Ben Duncan

Personal information
- Full name: Ben Edmund Duncan
- Date of birth: 12 November 2002 (age 23)
- Place of birth: Australia
- Height: 1.86 m (6 ft 1 in)
- Position: Centre-forward

Youth career
- Central Coast Mariners

Senior career*
- Years: Team / Apps / (Gls)
- 2023–2025: Ehime / 65 / (10)

= Ben Duncan (soccer) =

Australian soccer player (born 2002)

Ben Edmund Duncan (born 12 November 2002) is an Australian professional soccer player who plays as a centre-forward.

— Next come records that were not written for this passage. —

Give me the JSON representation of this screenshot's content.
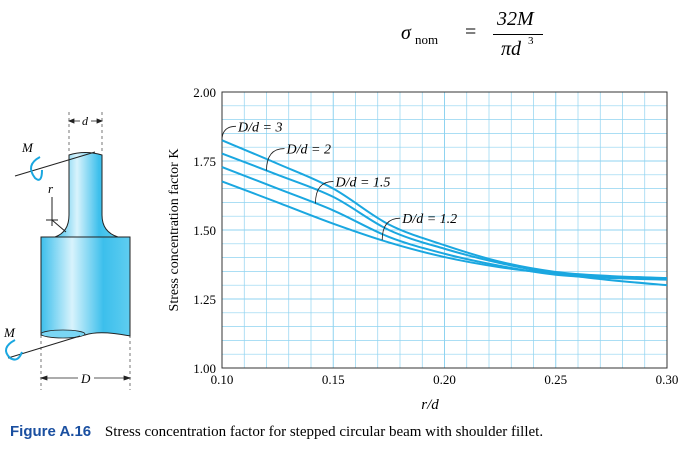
{
  "formula": {
    "lhs_symbol": "σ",
    "lhs_subscript": "nom",
    "equals": "=",
    "numerator": "32M",
    "denominator": "πd",
    "denominator_exponent": "3"
  },
  "diagram": {
    "moment_label_top": "M",
    "moment_label_bottom": "M",
    "radius_label": "r",
    "small_diameter_label": "d",
    "large_diameter_label": "D",
    "shaft_color": "#3cbfec"
  },
  "caption": {
    "figure_label": "Figure A.16",
    "text": "Stress concentration factor for stepped circular beam with shoulder fillet.",
    "label_color": "#1a4fa0"
  },
  "chart_data": {
    "type": "line",
    "xlabel": "r/d",
    "ylabel": "Stress concentration factor K",
    "xlim": [
      0.1,
      0.3
    ],
    "ylim": [
      1.0,
      2.0
    ],
    "xticks": [
      "0.10",
      "0.15",
      "0.20",
      "0.25",
      "0.30"
    ],
    "yticks": [
      "1.00",
      "1.25",
      "1.50",
      "1.75",
      "2.00"
    ],
    "grid": true,
    "line_color": "#1aa7e0",
    "grid_color": "#8fd3f0",
    "x": [
      0.1,
      0.125,
      0.15,
      0.175,
      0.2,
      0.225,
      0.25,
      0.275,
      0.3
    ],
    "series": [
      {
        "name": "D/d = 3",
        "values": [
          1.825,
          1.74,
          1.65,
          1.52,
          1.445,
          1.385,
          1.348,
          1.333,
          1.326
        ]
      },
      {
        "name": "D/d = 2",
        "values": [
          1.777,
          1.7,
          1.62,
          1.5,
          1.432,
          1.38,
          1.344,
          1.33,
          1.324
        ]
      },
      {
        "name": "D/d = 1.5",
        "values": [
          1.728,
          1.65,
          1.571,
          1.475,
          1.414,
          1.37,
          1.338,
          1.326,
          1.32
        ]
      },
      {
        "name": "D/d = 1.2",
        "values": [
          1.676,
          1.6,
          1.523,
          1.455,
          1.402,
          1.365,
          1.341,
          1.318,
          1.3
        ]
      }
    ]
  }
}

He most recently played for the club Ehime FC.

== Club career ==
A product of the Central Coast Mariners organization, it was announced that Duncan had signed with Ehime FC of the J3 League on 22 March 2023. The following month, on 2 April, he made his J.League debut in a J3 League match against Tegevajaro Miyazaki in the 5th match of the J3 League, replacing Kazuki Sota at the start of the second half. On 29 April, he scored two goals, including his first in a J3 League match against FC Ryukyu in the eighth round. He continued to score goals, and although he stalled after the summer, he eventually scored a total of six goals in the season, contributing to Ehime FC's J3 championship and return to the J2 League.

On 27 December 2023, Duncan renewed his contract with Ehime for the 2024 season. He left the club upon the expiration of his contract on 10 December 2025.